A knee replacement owing to arthritis does not necessarily mean that patients are pain free postoperatively. (Photo: GerardM)
Apr 22, 2013 | News Americas

Hip and knee replacement: Not all patients benefit from surgery

by Surgical Tribune

TORONTO, Canada: Only half of people with arthritis who have had a hip or knee replacement report a significant improvement in pain and mobility after surgery, a study has found. The authors state that, while the demand for joint replacement surgery has increased as the population ages, physicians lack a set of established criteria to help determine which patients will benefit from surgery.

The study was led by Women's College Hospital and the Institute for Clinical and Evaluative Sciences (ICES). "Many patients with hip or knee arthritis have the condition in more than one of their hip or knee joints," said the study's lead author Dr. Gillian Hawker, physician-in-chief at Women's College Hospital and a senior scientist at ICES. "So it's not surprising that replacing a single joint doesn't alleviate all their pain and disability — patients may need subsequent surgeries to maximize the benefits of joint replacement."

The study followed a cohort of 2,400 patients with osteoarthritis and inflammatory arthritis in Ontario. It drew its participants from a cohort of 2,400 patients with osteoarthritis and inflammatory arthritis in Ontario. Nearly 480 of these patients had had a hip or knee replacement and 202 were included in the study. Of these, only half reported a meaningful improvement in their overall hip and knee pain and disability one to two years after surgery . Furthermore, researchers found the patients who had worse knee or hip pain to begin with but fewer general health problems and no arthritis outside of the replaced joint were more likely to report benefits.

According to the study authors, nearly 83 percent of the study participants had at least two troublesome hips and/or knees. In general, an estimated 25 percent of patients who undergo a single joint replacement will have another joint replacement — usually the other hip or knee — within two years.

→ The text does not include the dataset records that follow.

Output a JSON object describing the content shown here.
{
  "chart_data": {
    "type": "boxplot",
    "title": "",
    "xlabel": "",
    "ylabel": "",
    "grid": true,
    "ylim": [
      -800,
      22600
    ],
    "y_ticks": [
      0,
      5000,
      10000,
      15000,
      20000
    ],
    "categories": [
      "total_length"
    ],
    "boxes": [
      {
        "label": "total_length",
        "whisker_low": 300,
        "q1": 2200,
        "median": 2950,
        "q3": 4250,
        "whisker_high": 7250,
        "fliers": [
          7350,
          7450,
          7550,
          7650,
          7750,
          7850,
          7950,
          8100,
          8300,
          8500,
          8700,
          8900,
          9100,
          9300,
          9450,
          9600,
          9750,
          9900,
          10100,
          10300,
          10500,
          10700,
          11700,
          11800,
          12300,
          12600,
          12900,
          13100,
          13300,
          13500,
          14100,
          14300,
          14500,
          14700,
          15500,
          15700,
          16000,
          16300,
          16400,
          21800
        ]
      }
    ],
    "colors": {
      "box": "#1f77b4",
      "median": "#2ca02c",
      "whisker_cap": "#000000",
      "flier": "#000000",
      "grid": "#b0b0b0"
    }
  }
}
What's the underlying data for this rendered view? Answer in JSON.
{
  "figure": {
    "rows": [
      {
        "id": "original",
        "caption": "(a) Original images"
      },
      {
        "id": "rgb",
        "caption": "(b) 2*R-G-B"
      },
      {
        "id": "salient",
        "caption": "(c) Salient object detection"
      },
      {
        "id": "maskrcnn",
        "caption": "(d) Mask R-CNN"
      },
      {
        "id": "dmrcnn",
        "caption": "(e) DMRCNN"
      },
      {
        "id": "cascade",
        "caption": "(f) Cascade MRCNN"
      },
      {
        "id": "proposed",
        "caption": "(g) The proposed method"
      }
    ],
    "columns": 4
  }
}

"While demand for joint replacement surgery has increased as our population ages, physicians lack a set of established criteria to help determine what patients will benefit from surgery and at what point during the course of the disease," said Hawker. "As physicians, we need to do a better job of targeting treatments to the right patient at the right time by the right provider."

Arthritis is a leading cause of disability in men and women in Canada. According to the Arthritis Society, joint damage from osteoarthritis is responsible for more than 80 percent and 90 percent of hip and knee replacement surgeries in Canada, respectively.

The study, titled "Which Patients are Most Likely to Benefit From Total Joint Arthroplasty?" was published online ahead of print in the Arthritis and Rheumatism journal.